Monday, 26 November 2012

Study Task 3 // Panopticism

Choose an example of one aspect of contemporary culture that is, in your opinion, panoptic. Write an explanation of this, in approximately 400 words, employing key Foucauldian language, such as 'Docile Bodies' or 'self-regulation, and using not less than 5 quotes from the text 'Panopticism' in Thomas, J. (2000) 'Reading Images', NY, Palgrave McMillan.
refer also to the lecture, 'Panopticism' (25 /10 /12), and the accompanying seminar.
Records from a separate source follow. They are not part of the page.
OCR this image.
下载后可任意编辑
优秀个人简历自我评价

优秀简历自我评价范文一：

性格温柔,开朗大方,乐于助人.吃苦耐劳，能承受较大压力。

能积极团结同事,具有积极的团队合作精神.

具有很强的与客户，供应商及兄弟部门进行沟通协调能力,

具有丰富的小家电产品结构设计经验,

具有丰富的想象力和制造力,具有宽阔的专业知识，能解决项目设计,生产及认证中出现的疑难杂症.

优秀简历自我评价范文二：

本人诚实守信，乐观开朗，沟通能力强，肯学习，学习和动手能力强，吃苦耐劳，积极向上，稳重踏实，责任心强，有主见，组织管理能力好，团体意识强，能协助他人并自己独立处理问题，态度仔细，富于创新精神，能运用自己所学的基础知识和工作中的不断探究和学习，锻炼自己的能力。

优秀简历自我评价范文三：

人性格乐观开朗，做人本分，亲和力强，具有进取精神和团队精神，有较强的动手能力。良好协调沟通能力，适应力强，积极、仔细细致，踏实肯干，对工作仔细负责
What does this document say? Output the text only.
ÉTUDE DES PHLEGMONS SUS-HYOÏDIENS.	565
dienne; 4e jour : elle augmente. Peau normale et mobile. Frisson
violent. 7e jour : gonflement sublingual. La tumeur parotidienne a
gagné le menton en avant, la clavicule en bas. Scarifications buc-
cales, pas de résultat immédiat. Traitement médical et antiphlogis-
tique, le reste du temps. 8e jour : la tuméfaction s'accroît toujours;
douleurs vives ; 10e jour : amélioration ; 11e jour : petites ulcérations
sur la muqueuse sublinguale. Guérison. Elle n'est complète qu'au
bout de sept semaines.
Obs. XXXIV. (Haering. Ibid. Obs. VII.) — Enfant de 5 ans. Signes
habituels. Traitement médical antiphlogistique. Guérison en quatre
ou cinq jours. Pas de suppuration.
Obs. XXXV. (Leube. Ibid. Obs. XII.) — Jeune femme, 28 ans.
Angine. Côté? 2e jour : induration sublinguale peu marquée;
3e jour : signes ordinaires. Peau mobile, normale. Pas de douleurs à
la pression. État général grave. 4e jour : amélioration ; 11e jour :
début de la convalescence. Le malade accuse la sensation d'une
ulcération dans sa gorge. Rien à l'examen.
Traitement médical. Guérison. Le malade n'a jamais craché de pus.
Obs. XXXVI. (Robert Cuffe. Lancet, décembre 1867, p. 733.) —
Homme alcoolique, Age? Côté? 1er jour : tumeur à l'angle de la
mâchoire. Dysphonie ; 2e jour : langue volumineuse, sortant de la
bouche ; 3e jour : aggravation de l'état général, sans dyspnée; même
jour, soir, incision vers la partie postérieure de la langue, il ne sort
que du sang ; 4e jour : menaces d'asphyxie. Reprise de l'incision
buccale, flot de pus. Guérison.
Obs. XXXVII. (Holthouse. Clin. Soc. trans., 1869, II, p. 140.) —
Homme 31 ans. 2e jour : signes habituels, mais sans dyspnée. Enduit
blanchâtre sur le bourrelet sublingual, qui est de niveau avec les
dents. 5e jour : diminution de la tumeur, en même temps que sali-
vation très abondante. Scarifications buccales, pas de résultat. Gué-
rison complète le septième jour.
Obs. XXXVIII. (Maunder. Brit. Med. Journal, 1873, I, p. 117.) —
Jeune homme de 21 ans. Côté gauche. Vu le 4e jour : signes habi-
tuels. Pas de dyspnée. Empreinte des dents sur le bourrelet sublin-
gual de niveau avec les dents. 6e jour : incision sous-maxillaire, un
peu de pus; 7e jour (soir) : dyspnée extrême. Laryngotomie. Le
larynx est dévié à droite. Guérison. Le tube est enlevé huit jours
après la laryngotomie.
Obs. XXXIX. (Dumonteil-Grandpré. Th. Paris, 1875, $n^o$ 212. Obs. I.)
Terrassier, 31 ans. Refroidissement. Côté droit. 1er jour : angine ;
The panopticon was a building providing the ultimate method of surveillance designed by Jeremy Bentham in the late 18th century.  The architecture of the building meant that one supervisor could observe all the occupiers of the institution from a central tower “shut up a madman, a patient, a condemned man, a worker or a schoolboy.  By the effect of backlighting, one can observe from the tower, standing out precisely against the light, the small captive shadows in the cells of the periphery... constantly visible.”  [Panopticism, Michel Foucault]  The fact that the inmates of the panopticon were constantly being watched meant that they behaved in a way one does when they know they are being watched, unlike in old fashioned dungeons where the inmate is enveloped in darkness and could be getting up to no good.  “So it is not necessary to use force to constrain the convict to good behaviour.”  [Panopticism, Michel Foucault pg 61.]
In the modern day world, panopticism is visible in many forms.  CCTV Cameras in shops, lifts, museums, nearly everywhere, hospital wards and lecture theatres.  However a fairly new method compared to these is Social Networking.  A great example of this is the social networking site, Facebook, now with over one billion users it acts as a panopticon in the form of information sharing.  Similar to the surveillance method used for patients with the plague at the end of the seventeenth century, which Foucault talks about “a system of permanent registration: reports from the syndics to the intendants, from the intendants to the magistrates or mayor... this document bears ‘the name, age, sex of everyone, notwithstanding his conditions’”  [Michel Foucault pg 61.]  This has a lot in common with Facebook, however online people choose to share their information.  The concept of viewing someones profile, whether or not you are friends with them and having access to personal information such as name, age, where you live, current and previous job, current and previous places of study, gender, sexuality, interests and pictures acts as a panopticon in a slightly different way from Bentham's architectural design.  Instead of there being one supervisor or “watchman” everyone in the Facebook community can watch other peoples Facebook activity while they themselves may be being watched also.  A user’s presence on Facebook is “constantly visible” which results in many people creating a false representation of themselves online by only adding attractive photo’s and removing the unattractive or advertising a lifestyle they don’t truly have.